Tuesday 19 January 2016

Pupus

"Apa yang salah dengan siti nurbaya? Dia gadis berbakti yg rela mengabaikan hati demi orangtua. Pengorbanan macam itu, tentulah berbuah surga."

Kalimat itu tiba-tiba saja menggaung, memenuhi dada bidangnya yang berkecamuk rasa. Marah, kecewa, putus asa. Tapi, bukankah semua ini salahnya sendiri? Salahnyalah telah lancang menanam bibit harapan semu sejak sepuluh tahun silam. Dipupuk dan disiraminya, hingga batangnya menjulang. Dan hari ini dirasainya buah dari tanaman yang tak berakar
itu.

Gain menatap langit pucat di ufuk barat.  Tempat surya berpulang, arah beburung kembali setelah sehari penat mengais rizki. Ombak pantai utara berkecipak riang, berlomba mencapai pasir. Beberapa gagal karena tertahan karang.

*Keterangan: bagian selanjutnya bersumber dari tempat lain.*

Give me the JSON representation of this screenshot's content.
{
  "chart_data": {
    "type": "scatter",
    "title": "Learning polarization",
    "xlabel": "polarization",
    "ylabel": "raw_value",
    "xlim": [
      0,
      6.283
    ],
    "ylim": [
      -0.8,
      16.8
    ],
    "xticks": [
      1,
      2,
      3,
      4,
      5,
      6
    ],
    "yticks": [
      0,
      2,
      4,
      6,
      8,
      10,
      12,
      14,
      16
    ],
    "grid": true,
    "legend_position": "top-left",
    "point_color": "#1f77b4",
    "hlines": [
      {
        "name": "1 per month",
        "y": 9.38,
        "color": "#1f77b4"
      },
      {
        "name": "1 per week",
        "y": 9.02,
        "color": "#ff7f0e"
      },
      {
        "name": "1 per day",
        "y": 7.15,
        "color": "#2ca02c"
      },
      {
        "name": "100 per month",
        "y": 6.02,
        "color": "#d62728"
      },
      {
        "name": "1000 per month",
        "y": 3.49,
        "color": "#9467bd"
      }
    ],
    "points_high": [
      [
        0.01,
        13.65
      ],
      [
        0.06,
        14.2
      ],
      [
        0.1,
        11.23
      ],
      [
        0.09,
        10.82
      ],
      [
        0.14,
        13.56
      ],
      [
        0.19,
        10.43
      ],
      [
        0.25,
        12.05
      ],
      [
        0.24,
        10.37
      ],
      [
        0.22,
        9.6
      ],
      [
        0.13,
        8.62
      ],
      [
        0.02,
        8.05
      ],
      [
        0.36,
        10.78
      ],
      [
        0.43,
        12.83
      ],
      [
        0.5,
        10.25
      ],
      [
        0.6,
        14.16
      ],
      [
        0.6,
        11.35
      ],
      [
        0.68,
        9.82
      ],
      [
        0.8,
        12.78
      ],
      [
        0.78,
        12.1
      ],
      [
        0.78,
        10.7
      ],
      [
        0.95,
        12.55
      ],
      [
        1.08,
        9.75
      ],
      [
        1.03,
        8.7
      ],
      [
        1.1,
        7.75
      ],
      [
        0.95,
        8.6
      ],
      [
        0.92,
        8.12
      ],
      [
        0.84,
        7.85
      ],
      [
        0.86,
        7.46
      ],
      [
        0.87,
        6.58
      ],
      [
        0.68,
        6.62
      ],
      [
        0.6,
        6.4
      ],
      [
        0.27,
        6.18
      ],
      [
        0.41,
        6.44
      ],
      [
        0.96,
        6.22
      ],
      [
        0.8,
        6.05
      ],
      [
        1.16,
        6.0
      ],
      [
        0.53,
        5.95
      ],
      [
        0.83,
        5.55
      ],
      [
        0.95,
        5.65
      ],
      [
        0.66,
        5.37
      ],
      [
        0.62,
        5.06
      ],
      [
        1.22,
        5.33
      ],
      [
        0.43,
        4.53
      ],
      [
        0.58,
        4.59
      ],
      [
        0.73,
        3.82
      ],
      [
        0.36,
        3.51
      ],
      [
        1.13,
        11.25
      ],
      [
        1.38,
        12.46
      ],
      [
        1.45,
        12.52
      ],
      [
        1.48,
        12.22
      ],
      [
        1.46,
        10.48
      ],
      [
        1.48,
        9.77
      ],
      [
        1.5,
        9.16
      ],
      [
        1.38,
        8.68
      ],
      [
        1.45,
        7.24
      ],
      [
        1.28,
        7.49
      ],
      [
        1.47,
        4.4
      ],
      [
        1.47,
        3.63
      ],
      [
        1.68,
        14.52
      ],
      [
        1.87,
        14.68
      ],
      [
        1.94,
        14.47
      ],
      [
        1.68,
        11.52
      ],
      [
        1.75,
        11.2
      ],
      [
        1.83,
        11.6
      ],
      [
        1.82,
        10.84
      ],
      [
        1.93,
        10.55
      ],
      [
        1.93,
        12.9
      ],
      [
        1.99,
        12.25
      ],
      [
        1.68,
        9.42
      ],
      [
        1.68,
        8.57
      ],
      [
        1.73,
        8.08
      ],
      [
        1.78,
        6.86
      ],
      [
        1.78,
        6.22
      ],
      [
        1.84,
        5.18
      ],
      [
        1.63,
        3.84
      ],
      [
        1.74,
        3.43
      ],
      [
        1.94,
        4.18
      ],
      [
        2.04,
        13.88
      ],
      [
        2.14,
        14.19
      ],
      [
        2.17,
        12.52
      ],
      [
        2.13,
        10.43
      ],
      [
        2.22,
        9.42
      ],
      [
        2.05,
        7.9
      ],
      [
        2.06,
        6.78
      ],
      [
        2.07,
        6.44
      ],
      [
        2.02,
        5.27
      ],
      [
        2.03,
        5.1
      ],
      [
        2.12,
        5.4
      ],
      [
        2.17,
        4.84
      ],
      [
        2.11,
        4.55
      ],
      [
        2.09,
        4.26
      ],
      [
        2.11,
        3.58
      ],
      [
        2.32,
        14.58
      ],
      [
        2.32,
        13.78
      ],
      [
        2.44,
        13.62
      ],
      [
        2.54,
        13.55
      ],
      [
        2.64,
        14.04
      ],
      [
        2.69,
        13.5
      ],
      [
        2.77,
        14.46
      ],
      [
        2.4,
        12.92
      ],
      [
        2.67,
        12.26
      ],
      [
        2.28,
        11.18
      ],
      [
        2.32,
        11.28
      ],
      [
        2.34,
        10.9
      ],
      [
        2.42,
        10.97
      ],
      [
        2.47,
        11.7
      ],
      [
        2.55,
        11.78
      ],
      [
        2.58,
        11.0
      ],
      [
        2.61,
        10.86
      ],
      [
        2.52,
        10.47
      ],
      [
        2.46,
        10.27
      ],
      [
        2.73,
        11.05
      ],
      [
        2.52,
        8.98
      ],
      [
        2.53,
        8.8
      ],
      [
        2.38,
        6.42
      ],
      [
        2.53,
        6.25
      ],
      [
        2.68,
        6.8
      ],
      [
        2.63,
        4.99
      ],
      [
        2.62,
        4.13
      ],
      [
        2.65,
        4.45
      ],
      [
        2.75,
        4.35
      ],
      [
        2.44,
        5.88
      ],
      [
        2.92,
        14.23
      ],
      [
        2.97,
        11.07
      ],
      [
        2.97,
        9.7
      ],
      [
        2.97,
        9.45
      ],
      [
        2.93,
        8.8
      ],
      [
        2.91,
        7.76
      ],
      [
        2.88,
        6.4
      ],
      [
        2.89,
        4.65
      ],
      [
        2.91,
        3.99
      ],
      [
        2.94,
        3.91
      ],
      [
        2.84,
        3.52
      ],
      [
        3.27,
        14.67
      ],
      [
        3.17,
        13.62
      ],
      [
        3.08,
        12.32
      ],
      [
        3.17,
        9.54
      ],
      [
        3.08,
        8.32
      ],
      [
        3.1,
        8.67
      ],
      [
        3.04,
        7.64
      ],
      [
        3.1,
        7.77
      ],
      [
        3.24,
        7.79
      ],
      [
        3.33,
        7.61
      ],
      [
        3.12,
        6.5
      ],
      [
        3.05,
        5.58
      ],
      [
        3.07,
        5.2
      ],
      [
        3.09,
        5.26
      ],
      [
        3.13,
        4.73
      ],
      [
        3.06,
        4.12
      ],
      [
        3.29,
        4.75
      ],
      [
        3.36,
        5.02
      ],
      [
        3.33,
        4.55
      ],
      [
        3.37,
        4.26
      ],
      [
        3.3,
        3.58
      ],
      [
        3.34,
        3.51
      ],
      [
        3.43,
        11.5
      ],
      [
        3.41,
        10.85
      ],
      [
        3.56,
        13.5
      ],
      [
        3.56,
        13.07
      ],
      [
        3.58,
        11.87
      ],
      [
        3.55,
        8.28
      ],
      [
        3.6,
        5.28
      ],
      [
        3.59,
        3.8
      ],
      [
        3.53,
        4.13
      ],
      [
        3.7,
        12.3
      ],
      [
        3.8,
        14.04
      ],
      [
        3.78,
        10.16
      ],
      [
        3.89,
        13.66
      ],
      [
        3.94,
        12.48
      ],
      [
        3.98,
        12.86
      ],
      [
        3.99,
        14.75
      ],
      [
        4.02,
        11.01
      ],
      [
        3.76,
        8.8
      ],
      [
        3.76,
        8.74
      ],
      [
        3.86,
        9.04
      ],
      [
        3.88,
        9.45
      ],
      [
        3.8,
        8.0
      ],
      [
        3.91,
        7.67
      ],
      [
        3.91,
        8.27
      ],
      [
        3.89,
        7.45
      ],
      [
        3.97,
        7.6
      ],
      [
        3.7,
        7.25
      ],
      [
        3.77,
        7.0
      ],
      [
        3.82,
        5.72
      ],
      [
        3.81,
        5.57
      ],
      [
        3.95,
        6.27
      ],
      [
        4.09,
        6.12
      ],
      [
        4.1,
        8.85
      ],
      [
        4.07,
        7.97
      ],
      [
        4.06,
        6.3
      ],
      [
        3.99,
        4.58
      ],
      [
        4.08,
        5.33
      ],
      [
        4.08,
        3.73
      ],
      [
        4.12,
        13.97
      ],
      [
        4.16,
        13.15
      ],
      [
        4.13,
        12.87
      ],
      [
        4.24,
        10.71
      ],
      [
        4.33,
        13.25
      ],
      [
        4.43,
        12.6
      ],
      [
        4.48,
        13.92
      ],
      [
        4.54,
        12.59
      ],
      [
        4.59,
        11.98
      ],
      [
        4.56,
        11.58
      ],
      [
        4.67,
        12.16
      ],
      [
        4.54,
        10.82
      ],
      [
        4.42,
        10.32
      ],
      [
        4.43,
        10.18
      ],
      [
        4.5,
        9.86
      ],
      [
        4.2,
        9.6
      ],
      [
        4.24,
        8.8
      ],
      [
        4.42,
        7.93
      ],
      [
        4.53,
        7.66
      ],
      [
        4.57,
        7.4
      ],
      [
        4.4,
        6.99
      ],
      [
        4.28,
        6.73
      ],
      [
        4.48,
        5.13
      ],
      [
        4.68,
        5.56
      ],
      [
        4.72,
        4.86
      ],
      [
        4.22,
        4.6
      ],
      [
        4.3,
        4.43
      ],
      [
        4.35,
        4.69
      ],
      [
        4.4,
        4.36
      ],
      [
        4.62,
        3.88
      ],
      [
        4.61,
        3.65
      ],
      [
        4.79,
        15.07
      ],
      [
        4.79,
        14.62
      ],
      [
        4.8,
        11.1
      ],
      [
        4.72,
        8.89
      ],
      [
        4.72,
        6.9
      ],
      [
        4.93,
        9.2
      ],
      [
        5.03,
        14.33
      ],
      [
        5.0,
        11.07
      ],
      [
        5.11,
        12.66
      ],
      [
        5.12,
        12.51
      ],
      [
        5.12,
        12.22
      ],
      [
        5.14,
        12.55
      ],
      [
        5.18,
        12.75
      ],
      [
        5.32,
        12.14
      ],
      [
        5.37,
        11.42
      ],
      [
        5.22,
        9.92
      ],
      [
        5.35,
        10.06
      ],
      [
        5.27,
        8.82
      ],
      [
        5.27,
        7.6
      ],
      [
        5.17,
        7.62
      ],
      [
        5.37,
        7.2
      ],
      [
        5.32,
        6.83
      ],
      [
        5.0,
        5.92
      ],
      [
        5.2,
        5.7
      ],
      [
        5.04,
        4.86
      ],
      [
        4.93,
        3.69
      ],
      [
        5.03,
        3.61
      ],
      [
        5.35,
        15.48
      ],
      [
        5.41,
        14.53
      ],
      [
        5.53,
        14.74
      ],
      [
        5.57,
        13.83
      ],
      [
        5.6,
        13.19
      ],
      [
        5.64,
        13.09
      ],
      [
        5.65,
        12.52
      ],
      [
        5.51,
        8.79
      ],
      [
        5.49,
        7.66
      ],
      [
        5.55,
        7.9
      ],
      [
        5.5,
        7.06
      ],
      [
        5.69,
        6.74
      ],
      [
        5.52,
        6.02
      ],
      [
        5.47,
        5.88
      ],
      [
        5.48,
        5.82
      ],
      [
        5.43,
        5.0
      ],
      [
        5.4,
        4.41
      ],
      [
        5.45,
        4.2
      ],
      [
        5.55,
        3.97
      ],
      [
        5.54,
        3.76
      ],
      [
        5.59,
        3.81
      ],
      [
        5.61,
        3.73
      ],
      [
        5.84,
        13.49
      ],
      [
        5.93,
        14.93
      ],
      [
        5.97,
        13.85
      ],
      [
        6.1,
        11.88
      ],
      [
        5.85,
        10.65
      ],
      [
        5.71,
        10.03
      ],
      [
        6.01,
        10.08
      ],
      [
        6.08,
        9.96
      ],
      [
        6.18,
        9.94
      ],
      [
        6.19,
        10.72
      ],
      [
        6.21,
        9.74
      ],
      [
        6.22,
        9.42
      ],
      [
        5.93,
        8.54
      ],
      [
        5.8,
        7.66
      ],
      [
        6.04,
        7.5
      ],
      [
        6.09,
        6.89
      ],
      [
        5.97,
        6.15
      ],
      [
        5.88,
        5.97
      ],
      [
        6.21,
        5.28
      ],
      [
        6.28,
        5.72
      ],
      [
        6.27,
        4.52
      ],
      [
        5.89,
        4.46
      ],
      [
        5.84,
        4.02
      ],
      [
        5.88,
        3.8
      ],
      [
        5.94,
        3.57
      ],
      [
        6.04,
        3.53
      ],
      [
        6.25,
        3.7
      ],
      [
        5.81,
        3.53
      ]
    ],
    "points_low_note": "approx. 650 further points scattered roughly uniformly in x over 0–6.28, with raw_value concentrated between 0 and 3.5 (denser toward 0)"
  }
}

Langit yang sama, pantai yang sama, pasir yang sama. Yang mewarnai harinya sejak ribuan hari lalu saat hatinya tak lagi lugu. Bahkan kepergian tak pernah membunuh asanya menanti. Bahkan hijrahnya tak sanggup membuat raut wajah yang selalu membayanginya itu pergi. Hingga tangisan selalu tertumpah dalam sujud, memohon sang Penentu kehidupan memaklumi harapan naifnya, agar mensucikan rasanya, saat kedua jiwa telah pantas bersama. Dia bahkan pasrah kapan.Dia yakin Allah Maha Tahu saat terbaik memberikan kejutan pada setiap hati yang tak lelah berharap.

Dan hari ini dikejutkanNyalah hatinya. Tapi bukan kejutan seperti pinta yang setia dirapalkannya.

'Tuhan, beginikah rasanya patah hati? Patah asaku, remuk rasaku' raungnya dalam diam. Mengasihani hatinya yang menangis deras.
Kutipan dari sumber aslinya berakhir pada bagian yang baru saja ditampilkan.